John McGinn est adoré. Il a tant fait pour le maillot écossais, mais la chanson « Super John McGinn » est devenue plus un cri plaintif qu'une déclaration de fait. McGinn a besoin de joueurs solides autour de lui pour exceller, comme il le fait en tant que leader très respecté d'Aston Villa.
Clarke l'a fait jouer sur le côté gauche – pas son meilleur poste – parce qu'il avait besoin de la vitesse de Ben Gannon-Doak sur la droite. Gannon-Doak est un espoir très excitant, mais son statut élevé avec l'Écosse cache le fait qu'il a été blessé et n'a joué que 150 minutes pour Bournemouth cette saison.
Ryan Christie, un autre joueur admirable sorti de son meilleur poste en club, n'a commencé que neuf matchs de championnat pour Bournemouth, avec 17 autres apparitions comme remplaçant.
L'impressionnant Lewis Ferguson a probablement été le meilleur joueur écossais en Amérique, bien qu'il ne soit pas toujours titulaire à Bologne.
Aucun des attaquants écossais n'a porté un coup, en partie parce qu'ils avaient très peu à se mettre sous la dent. Ceux qui ont joué ont fourni des efforts durs mais infructueux. Aucun de ces gars n'a manqué d'effort. Ils étaient clairement désireux de bien faire.
Un avenir incertain
Le tableau d'ensemble est ce qui se passe ensuite. Clarke continue sous un nuage, mais quelqu'un a-t-il une idée de comment améliorer les choses dans les années à venir ? Le sélectionneur a parlé de la nécessité de produire des joueurs plus athlétiques et dynamiques à l'avenir, mais comment est-ce possible lorsque les clubs écossais sont si réticents à donner une chance aux jeunes ?
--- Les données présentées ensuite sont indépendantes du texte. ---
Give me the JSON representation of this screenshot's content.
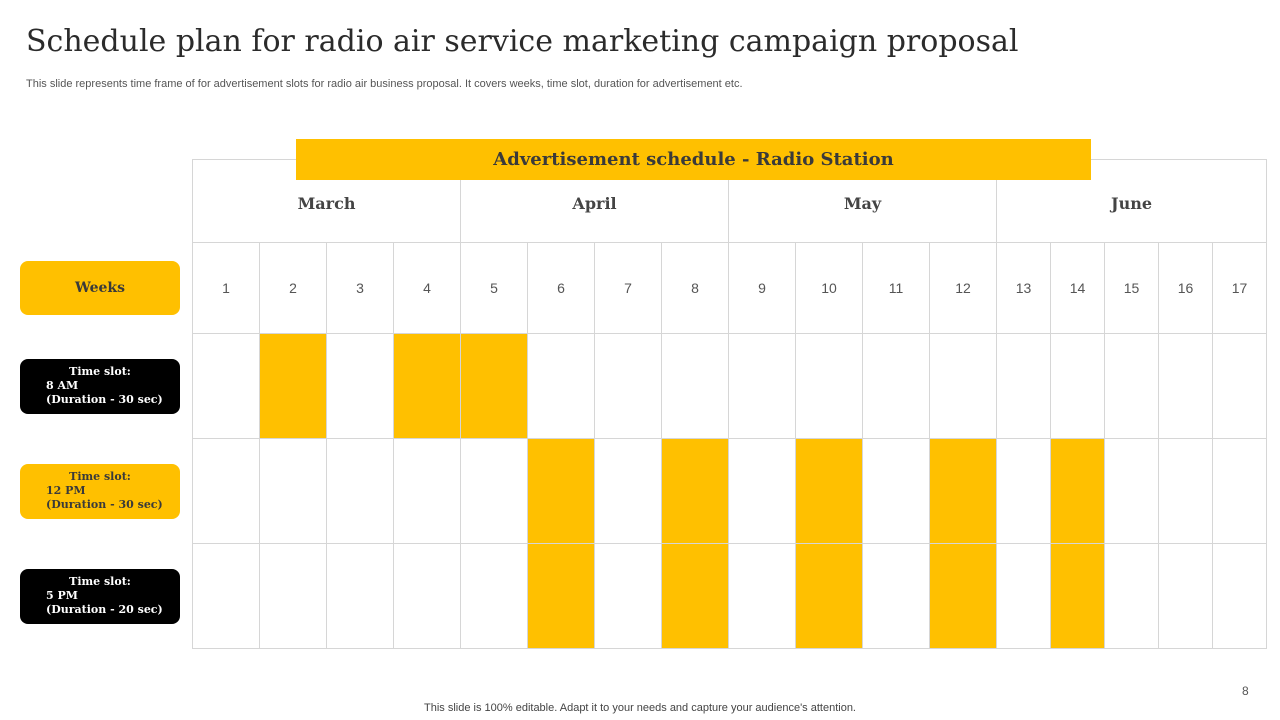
{
  "title": "Schedule plan for radio air service marketing campaign proposal",
  "subtitle": "This slide represents time frame of for advertisement slots for radio air business proposal. It covers weeks, time slot, duration for advertisement etc.",
  "banner": "Advertisement schedule - Radio Station",
  "months": [
    "March",
    "April",
    "May",
    "June"
  ],
  "weeks_label": "Weeks",
  "weeks": [
    "1",
    "2",
    "3",
    "4",
    "5",
    "6",
    "7",
    "8",
    "9",
    "10",
    "11",
    "12",
    "13",
    "14",
    "15",
    "16",
    "17"
  ],
  "slots": [
    {
      "heading": "Time slot:",
      "time": "8 AM",
      "duration": "(Duration - 30 sec)",
      "style": "dark",
      "scheduled_weeks": [
        2,
        4,
        5
      ]
    },
    {
      "heading": "Time slot:",
      "time": "12 PM",
      "duration": "(Duration - 30 sec)",
      "style": "light",
      "scheduled_weeks": [
        6,
        8,
        10,
        12,
        14
      ]
    },
    {
      "heading": "Time slot:",
      "time": "5 PM",
      "duration": "(Duration - 20 sec)",
      "style": "dark",
      "scheduled_weeks": [
        6,
        8,
        10,
        12,
        14
      ]
    }
  ],
  "colors": {
    "accent": "#FFC000",
    "dark": "#000000",
    "grid": "#d6d6d6"
  },
  "page_number": "8",
  "footer": "This slide is 100% editable. Adapt it to your needs and capture your audience's attention."
}
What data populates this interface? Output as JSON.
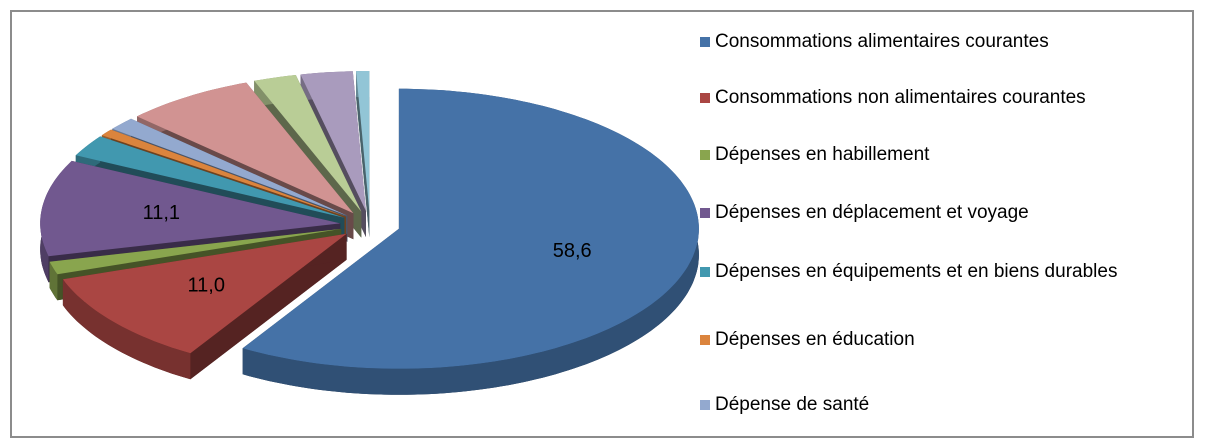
{
  "chart_data": {
    "type": "pie",
    "categories": [
      "Consommations alimentaires courantes",
      "Consommations non alimentaires courantes",
      "Dépenses en habillement",
      "Dépenses en déplacement et voyage",
      "Dépenses en équipements et en biens durables",
      "Dépenses en éducation",
      "Dépense de santé",
      null,
      null,
      null,
      null
    ],
    "values": [
      58.6,
      11.0,
      1.5,
      11.1,
      2.5,
      0.8,
      1.5,
      7.0,
      2.3,
      2.8,
      0.7
    ],
    "value_labels": [
      "58,6",
      "11,0",
      null,
      "11,1",
      null,
      null,
      null,
      null,
      null,
      null,
      null
    ],
    "colors": [
      "#4572a7",
      "#aa4643",
      "#89a54e",
      "#71588f",
      "#4198af",
      "#db843d",
      "#93a9cf",
      "#d19392",
      "#b9cd96",
      "#a99bbd",
      "#92c5d6"
    ],
    "legend": "right"
  }
}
Ce n'est pas un cri d'aujourd'hui, c'est un cri qui se fait entendre depuis des années et rien ne change. L'Écosse a l'un des effectifs les plus âgés de la Coupe du monde et un certain nombre d'entre eux prendront probablement leur retraite maintenant. À terme, une crise de joueurs se profile.
Pour l'instant, c'est la plus lente des retraites des États-Unis, le souvenir de ces premiers jours à New York et dans le New Jersey s'estompe, l'espoir de la victoire 4-0 contre la Bolivie est réduit en miettes.
Il y a des semaines, Clarke a dit qu'il était un homme changé, mais le résultat final est le même. Ils ont bien fait d'arriver ici, mais une fois de plus, c'est y rester qui leur échappe.
Blâmez qui vous voulez – sélectionneur, joueurs ou personne – mais la triste réalité est qu'une équipe qui marque un but sur une double déviation contre la 83e meilleure équipe de la planète n'a rien à faire dans les 32 derniers de la Coupe du monde, malgré tous ses efforts et son honnêteté.
Les supporters ? Voilà une histoire glorieuse qui sera racontée pour le reste des temps, bien après que le football sera oublié.